The advantage of going to the make-up session without my co-parent was the ability to 1) Share breifly how things had changes since attending the workshop and 2) Discuss things I would have been too uncomfortable to discuss while my co-parent was present. On the flip side it was discouraging because there sat another six or seven ADULT couples dealing with the very same issues and I just wonder why this is so hard. It was like “same families, different names”. The issues were so similiar it was almost erie.
Anyway, I did get to bring up the issue of step parent interference which was almost like a taboo subject in the class (at least to me) because it’s such a hot button issue with my co-parent and his wife. Also, I was able to comfortably comment on other people’s issues based on what I had learned previously. That may have been a good or bad thing to the moderators, but to me, it was kind of nice to lend support and encouragement to others, even though my own case still drags on.
All and all, I give the course a 7 out of 10. Starting with a 10 based on the need for the advice being offered and the likelihood that, given the participation of both parents, using the techniques and tools given in the class would improve the co-parent relationship, I offer deductions for the following reasons.
1. At the end of the course, they didn’t collect feedback from us. Even if 90% of the recommendations are not implementable, that 10% could improve the condition of children of two homes.
2. The class being scheduled during work hours could be catastrophic for some families. As important as this counseling is, it could be used against a partner or ex if the other party knows they are paid hourly (and thus have to take a reduction in pay to attend) or if they are already missing significant work for court, which was the case for me. Offering these courses within the neighborhood where people live, in neighborhood churches or schools, possibly choices during the weekend would be very helpful to some. Also, even though the courses ran well after school and BOTH parents were required to attend together, no childcare was provided. That was a real hardship.
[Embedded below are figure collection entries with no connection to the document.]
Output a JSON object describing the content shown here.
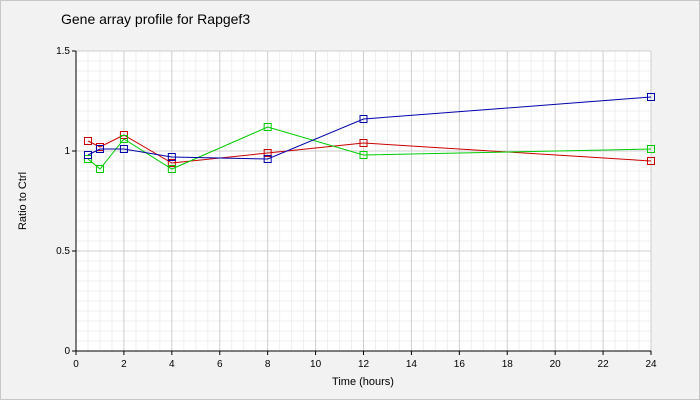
{
  "chart_data": {
    "type": "line",
    "title": "Gene array profile for Rapgef3",
    "xlabel": "Time (hours)",
    "ylabel": "Ratio to Ctrl",
    "xlim": [
      0,
      24
    ],
    "ylim": [
      0,
      1.5
    ],
    "x_ticks": [
      0,
      2,
      4,
      6,
      8,
      10,
      12,
      14,
      16,
      18,
      20,
      22,
      24
    ],
    "x_tick_labels": [
      "0",
      "2",
      "4",
      "6",
      "8",
      "10",
      "12",
      "14",
      "16",
      "18",
      "20",
      "22",
      "24"
    ],
    "y_ticks": [
      0,
      0.5,
      1,
      1.5
    ],
    "y_tick_labels": [
      "0",
      "0.5",
      "1",
      "1.5"
    ],
    "grid": true,
    "legend": false,
    "series": [
      {
        "color": "#cc0000",
        "marker": "square",
        "x": [
          0.5,
          1,
          2,
          4,
          8,
          12,
          24
        ],
        "y": [
          1.05,
          1.02,
          1.08,
          0.94,
          0.99,
          1.04,
          0.95
        ]
      },
      {
        "color": "#00cc00",
        "marker": "square",
        "x": [
          0.5,
          1,
          2,
          4,
          8,
          12,
          24
        ],
        "y": [
          0.96,
          0.91,
          1.06,
          0.91,
          1.12,
          0.98,
          1.01
        ]
      },
      {
        "color": "#0000aa",
        "marker": "square",
        "x": [
          0.5,
          1,
          2,
          4,
          8,
          12,
          24
        ],
        "y": [
          0.98,
          1.01,
          1.01,
          0.97,
          0.96,
          1.16,
          1.27
        ]
      }
    ]
  }
}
3. I think there really should be some seperation of parents who were never married and those who are divorced – or at a minimum, recognition of the different issues that face those of use trying to raise “booty call babies” with a person who’s still dealing with the resentment of parenting at all. True all the issues that need to be address are only scratched on the surface in this six week course, but still, on many, many occasions, I found that I was a “deer in headlights” as they spoke about issues surrounding loss of marriage and divorce and this didn’t apply to me.
Still, even though I had been through most of the content of the course on my own through other counseling and reading, the effort of the court in providing this workshop is a positive effort and one I believe will benefit some families.
Co-parenting involves both parents working together to best meet the needs of their child. After parental separation, children still need to experience both of their parents as being a secure emotional base. That means, both parents need to be able to provide guidance, encouragement, rules and love to their child. Co-parenting is the best option for children because it is the best way to get their needs met and to ensure their closeness to both parents. Although it may be difficult, the key to co-parenting is to work together with the other parent and focus entirely on the wellbeing of your child. Children should feel that their parents are jointly focused on their wellbeing.